There are three main forms of linear equations, namely the standard slope-intercept, the point-slope, and the standard. Though they provide the same results when utilized however, you can get the information line produced more efficiently with the slope-intercept form. It is a form that, as the name suggests, this form employs the sloped line and the “steepness” of the line reflects its value.

The formula can be used to discover the slope of a straight line, the y-intercept, also known as x-intercept in which case you can use a variety of formulas that are available. The equation for a line using this formula is **y = mx + b**. The slope of the straight line is indicated in the form of “m”, while its y-intercept is signified through “b”. Each point of the straight line is represented with an (x, y). Note that in the y = mx + b equation formula the “x” and the “y” have to remain as variables.

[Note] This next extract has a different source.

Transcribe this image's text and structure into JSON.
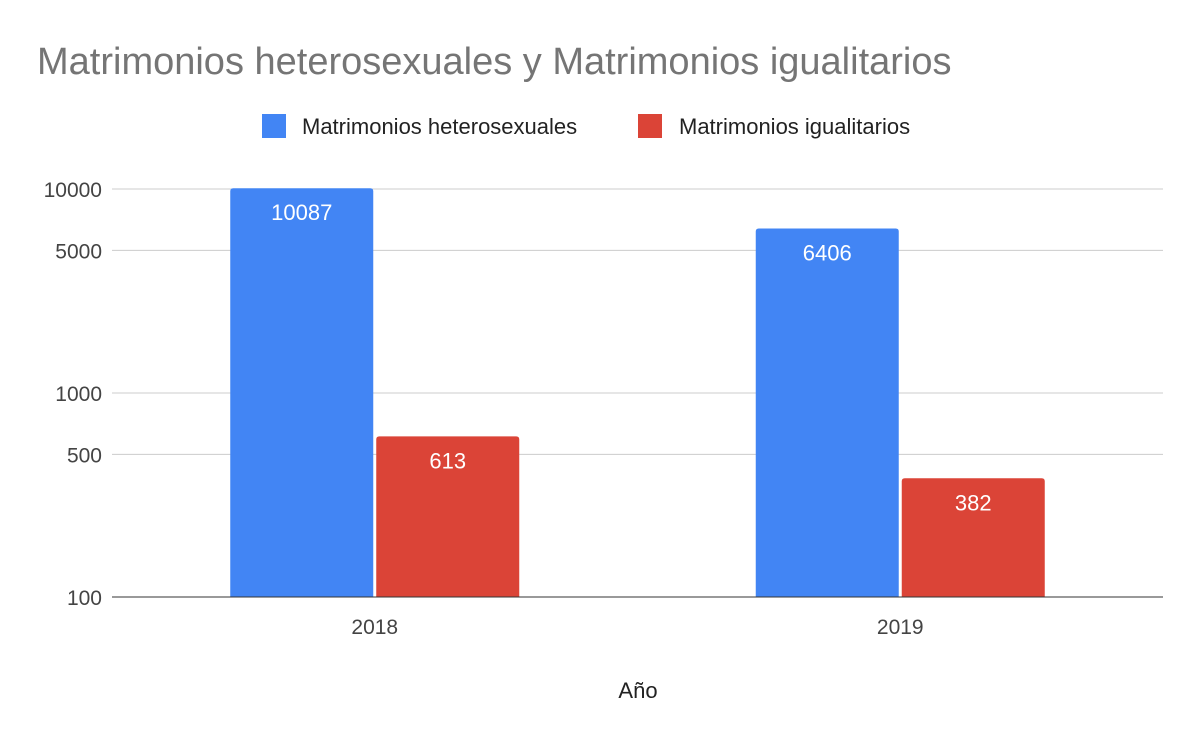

## An Example of Applied Slope Intercept Form in Problems

When it comes to the actual world In the real world, the “slope intercept” form is used frequently to illustrate how an item or problem changes in an elapsed time. The value of the vertical axis represents how the equation tackles the intensity of changes over the value provided by the horizontal axis (typically times).

A simple example of the use of this formula is to discover how many people live in a particular area in the course of time. If the area’s population grows annually by a fixed amount, the point worth of horizontal scale increases by one point with each passing year and the value of the vertical axis will rise to represent the growing population by the set amount.

Also, you can note the beginning point of a question. The beginning value is at the y’s value within the y’intercept. The Y-intercept represents the point at which x equals zero. In the case of a problem above the beginning value will be at the point when the population reading starts or when the time tracking starts along with the related changes.

The y-intercept, then, is the point in the population where the population starts to be tracked by the researcher. Let’s assume that the researcher begins to do the calculation or measurement in 1995. In this case, 1995 will serve as the “base” year, and the x = 0 points would occur in the year 1995. So, it is possible to say that the population in 1995 is the y-intercept.

Linear equation problems that utilize straight-line formulas are nearly always solved this way. The beginning value is represented by the y-intercept, and the change rate is expressed through the slope. The primary complication of the slope-intercept form generally lies in the horizontal interpretation of the variable particularly when the variable is accorded to one particular year (or any type number of units). The trick to overcoming them is to ensure that you understand the variables’ definitions clearly.